Na esteira das movimentações políticas no Rio de Janeiro, Eduardo Paes tem combinado discurso público de continuidade com ações discretas de campanha. A estratégia mira a sucessão municipal e a corrida pelo Palácio Guanabara, em um quadro volátil.
O plano é deixar a prefeitura em março para disputar o Governo do Rio, em meio à expectativa de eleição indireta pela provável renúncia de Cláudio Castro para concorrer ao Senado. A segurança pública aparece como tema central da futura campanha.

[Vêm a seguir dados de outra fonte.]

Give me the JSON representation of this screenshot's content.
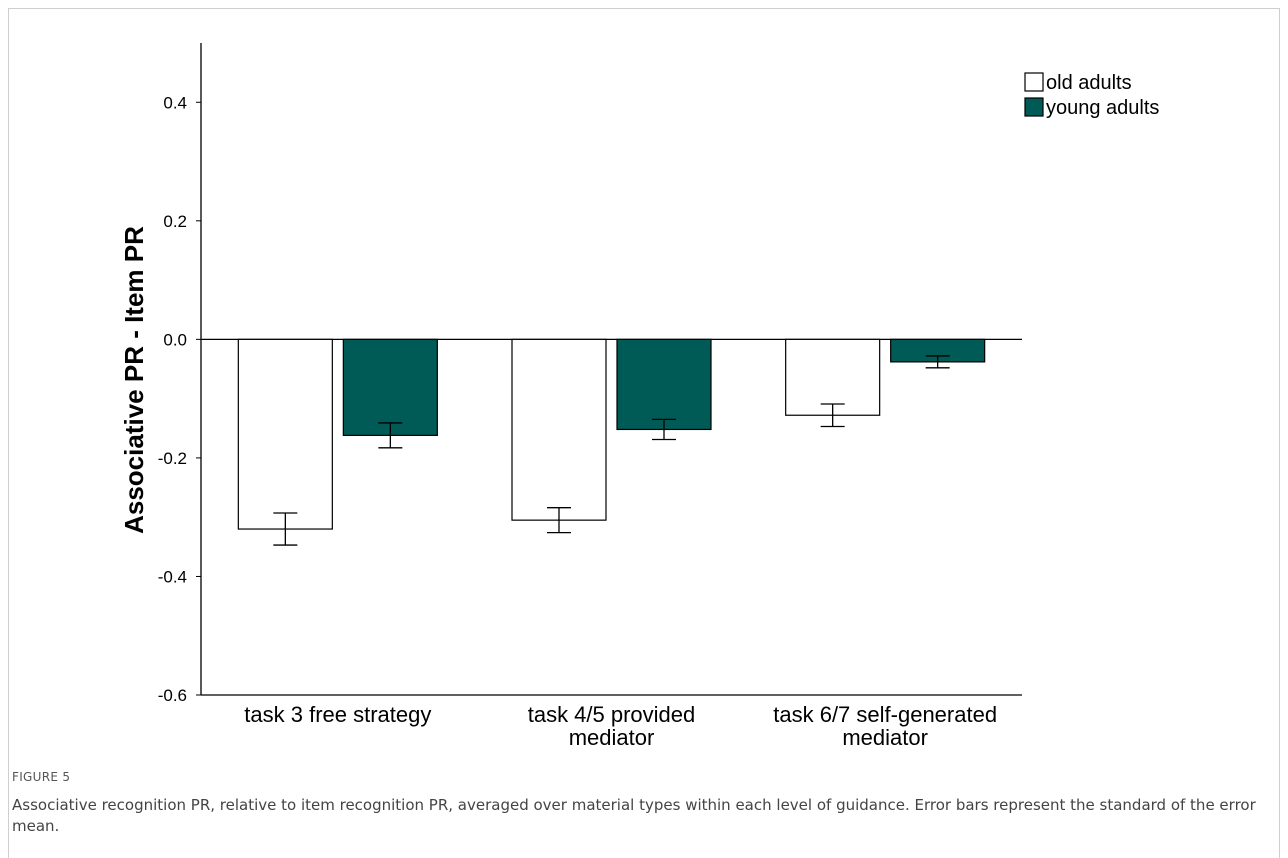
{
  "figure": {
    "label": "FIGURE 5",
    "caption": "Associative recognition PR, relative to item recognition PR, averaged over material types within each level of guidance. Error bars represent the standard of the error mean."
  },
  "colors": {
    "old": "#ffffff",
    "young": "#005a55",
    "stroke": "#000000"
  },
  "chart_data": {
    "type": "bar",
    "title": "",
    "ylabel": "Associative PR - Item PR",
    "xlabel": "",
    "ylim": [
      -0.6,
      0.5
    ],
    "yticks": [
      0.4,
      0.2,
      0.0,
      -0.2,
      -0.4,
      -0.6
    ],
    "ytick_labels": [
      "0.4",
      "0.2",
      "0.0",
      "-0.2",
      "-0.4",
      "-0.6"
    ],
    "legend_position": "top-right",
    "categories": [
      [
        "task 3 free strategy"
      ],
      [
        "task 4/5 provided",
        "mediator"
      ],
      [
        "task 6/7 self-generated",
        "mediator"
      ]
    ],
    "series": [
      {
        "name": "old adults",
        "color": "#ffffff",
        "values": [
          -0.32,
          -0.305,
          -0.128
        ],
        "error": [
          0.027,
          0.021,
          0.019
        ]
      },
      {
        "name": "young adults",
        "color": "#005a55",
        "values": [
          -0.162,
          -0.152,
          -0.038
        ],
        "error": [
          0.021,
          0.017,
          0.01
        ]
      }
    ]
  }
}
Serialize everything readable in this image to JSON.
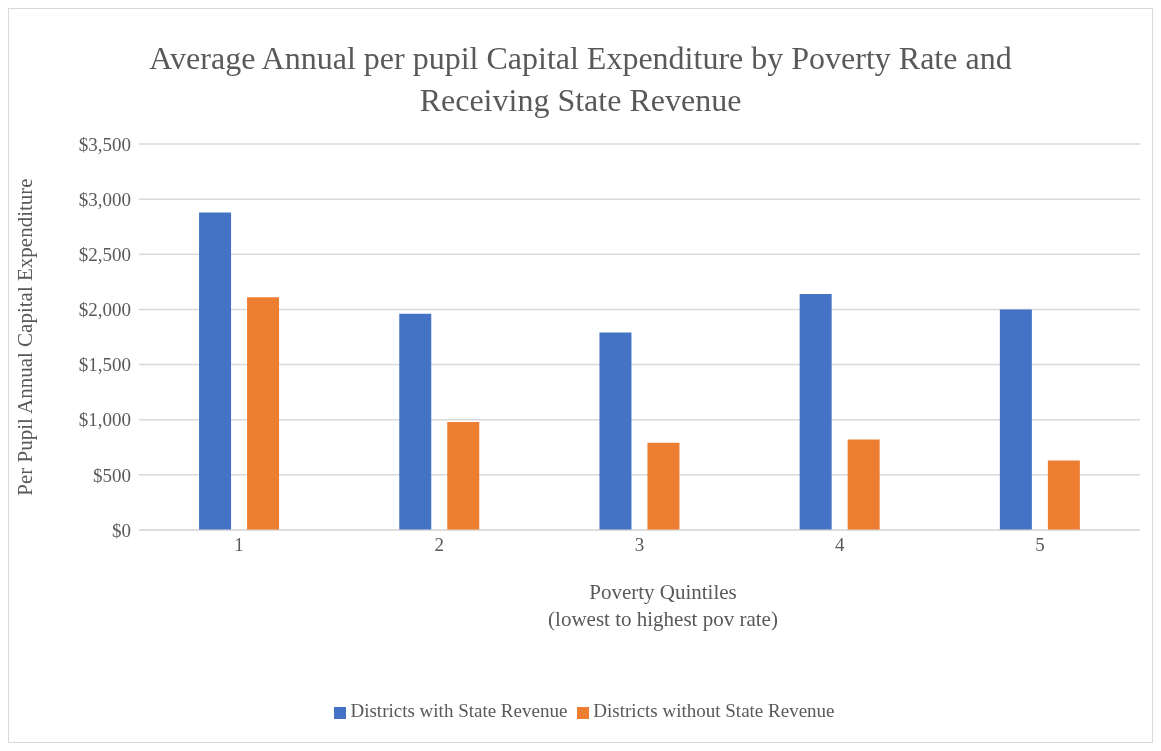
{
  "chart_data": {
    "type": "bar",
    "title": "Average Annual per pupil Capital Expenditure by Poverty Rate and Receiving State Revenue",
    "xlabel": "Poverty Quintiles\n(lowest to highest pov rate)",
    "ylabel": "Per Pupil Annual Capital Expenditure",
    "categories": [
      "1",
      "2",
      "3",
      "4",
      "5"
    ],
    "series": [
      {
        "name": "Districts with State Revenue",
        "color": "#4472c4",
        "values": [
          2880,
          1960,
          1790,
          2140,
          2000
        ]
      },
      {
        "name": "Districts without State Revenue",
        "color": "#ed7d31",
        "values": [
          2110,
          980,
          790,
          820,
          630
        ]
      }
    ],
    "ylim": [
      0,
      3500
    ],
    "yticks": [
      {
        "value": 0,
        "label": "$0"
      },
      {
        "value": 500,
        "label": "$500"
      },
      {
        "value": 1000,
        "label": "$1,000"
      },
      {
        "value": 1500,
        "label": "$1,500"
      },
      {
        "value": 2000,
        "label": "$2,000"
      },
      {
        "value": 2500,
        "label": "$2,500"
      },
      {
        "value": 3000,
        "label": "$3,000"
      },
      {
        "value": 3500,
        "label": "$3,500"
      }
    ],
    "grid": "y",
    "legend": "bottom"
  }
}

Para garantir estabilidade, Paes tem transferido rotina administrativa ao vice Eduardo Cavaliere e intensificado articulações com partidos do interior. Essas movimentações foram relatadas em reportagem da FolhaPress.
Transição municipal e o ato falho
No processo de transição, Cavaliere vem participando dos anúncios mais relevantes, como o Plano Estratégico 2025–2028. Em evento público, Paes cometeu um ato falho ao antecipar que o vice será o prefeito mais jovem da história, gerando repercussão.
Alianças e estratégia eleitoral
Paes negocia com MDB e PP para ampliar capilaridade no interior e na Baixada Fluminense, eleitorado que busca atrair. A meta é reduzir a dependência do apoio ao PT e ao presidente Lula, mantendo distância de rótulos nacionais.
Incertezas no cenário estadual
As investigações da Polícia Federal e o afastamento do deputado Rodrigo Bacellar agravaram a instabilidade política. Paes acompanha a disputa pelo cargo de substituto de Castro, sem sinalizar indicação direta, e vê Nicola Miccione como opção técnica.